(II)
25
de noviembre de 2013
Me mordía compulsivamente la parte interna de las
comisuras de los labios. Gesto feísimo, pero inevitable y señal inequívoca de
la matemática concentración de quien hace girar sus pensamientos a una
velocidad mareante. Ciertamente, me sentía algo turbada e iba marcando los
pasos con ligeros desvíos a izquierda y a derecha. Incapaz de seguir un trazo
constante, todo en el ambiente parecía confabularse a tal propósito. La marea
formaba círculos concéntricos en los que cada ola golpeaba con ahínco a su
rival simulando una exacerbada lucha cuerpo a cuerpo. El intenso olor a sal
podía incluso saborearse, y lo hice pasándome la punta de la lengua por mis
labios hinchados. Y una luz intensa, reflejada en la blanquísima arena, me
obligaba a cerrar mis desprotegidos ojos. Demasiado claros para tanto destello.
Me senté en el borde de la orilla,
descalza y sujetándome las rodillas contra el pecho, en un intento de
enroscarme en mis propios instintos. Tras echar una mirada a mi alrededor
percibí que estaba absolutamente sola en aquella playa, por lo que llegué a
pensar que tal visión formaba parte de un sueño, y que de un momento a otro
despertaría en mi cama con las ideas más claras que nunca. En aquel momento
habría dado media vida por tocar con la punta de mis dedos el mapa perfecto que
me guiase sobre mis pasos, a través de un enmarañado laberinto de puntiagudas
líneas incandescentes. En un impulso me puse en pie y repentinamente me entró
un deseo irrefrenable de diluirme en el agua. Turbia, templada y salvaje,
ensordecedora de los pensamientos que como la mala hierba trepaba entre los
recovecos de mi cerebro, distanciándome de mis emociones más auténticas.
No pensé en más,
me quité mi vestido de gasa blanca que, aunque etéreo, ejercía una fuerza
pesada sobre el cuerpo y en un brusco arrebato lo tiré al suelo. Despojada de
todo lastre me sumergí en el agua con la quimérica intención de sentir tan solo
mi pulso acelerado; y sorprendentemente comencé a oír un latido que guardaba un
ritmo acompasado con el mío. Abrí la puerta a un breve pensamiento y traduje:
en ese mismo momento, en algún otro desconocido lugar, alguien conectaba
conmigo en cuerpo y alma y podría leerme la mente. Y lo que era más importante:
sería capaz de sentirme al instante.
Me sequé al sol y esperé, una hora,
dos horas…no sé. Tal vez una señal de respuesta, una botella con un contenido
revelador. Pero deduje que no sería tan fácil y que, al tratarse de un sueño,
habría de concentrarme fuertemente para enviar un mensaje secreto al deseado
remitente. Dicen que la energía no se crea ni se destruye, sino que se
transforma, por lo que filtré las señales de mi cerebro y licuándolas a través
del torrente sanguíneo lo envié hasta las ramificaciones del corazón. De esa
forma, al golpe de un par de bombeos llegaría directamente a las entrañas de su
receptor. Creí en ello con toda fe, cerré los ojos durante unos minutos
visualizando la imagen y aguantando el aire para no descentrarme. Después
expiré, despegué los párpados muy poco a poco y miré al horizonte haciéndome la
pregunta retórica de si el experimento había funcionado.
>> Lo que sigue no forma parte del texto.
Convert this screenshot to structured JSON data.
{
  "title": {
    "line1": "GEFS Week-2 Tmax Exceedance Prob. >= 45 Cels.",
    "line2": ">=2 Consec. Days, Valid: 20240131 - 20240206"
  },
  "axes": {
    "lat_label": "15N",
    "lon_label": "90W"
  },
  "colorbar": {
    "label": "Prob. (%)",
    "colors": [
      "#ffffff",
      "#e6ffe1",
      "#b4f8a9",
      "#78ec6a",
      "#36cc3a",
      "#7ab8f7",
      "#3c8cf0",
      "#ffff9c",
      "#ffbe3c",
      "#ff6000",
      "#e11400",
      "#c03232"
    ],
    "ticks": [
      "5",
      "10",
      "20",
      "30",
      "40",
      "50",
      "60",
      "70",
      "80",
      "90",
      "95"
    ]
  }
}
Algo en mi interior me brindaba sosiego, incierto, pero
calma basada en la fe de quien sabe que todo habrá de ser. Antes de rehacer el
camino a casa, me giré para echar un último vistazo. La marea en su límite más
alto había alcanzado ya una sorprendente quietud. Memoricé la fotografía del
día en el que había puesto en marcha el mecanismo. Y entonces sentí un pinchazo
en la planta de mi aún descalzo pie izquierdo. Me senté en el borde de la
escalinata de entrada y vi unas gotas de sangre desbordando de la herida. La
limpié con las yemas de los dedos e instintivamente, no sé por qué, me las
llevé a los labios. Reconocí su sabor dulce y espeso, nada propio del metálico
gusto que podría esperarse y justo ahí supe que había funcionado. No puede
evitar esbozar una cómplice y discreta sonrisa, y salí de la playa.
Al parecer, tras de mí, dejé en el suelo unos pedazos de
vidrio que al recomponerlos formaban una sencilla botella de color
ámbar. No los vi en ese momento, pero tampoco hizo falta.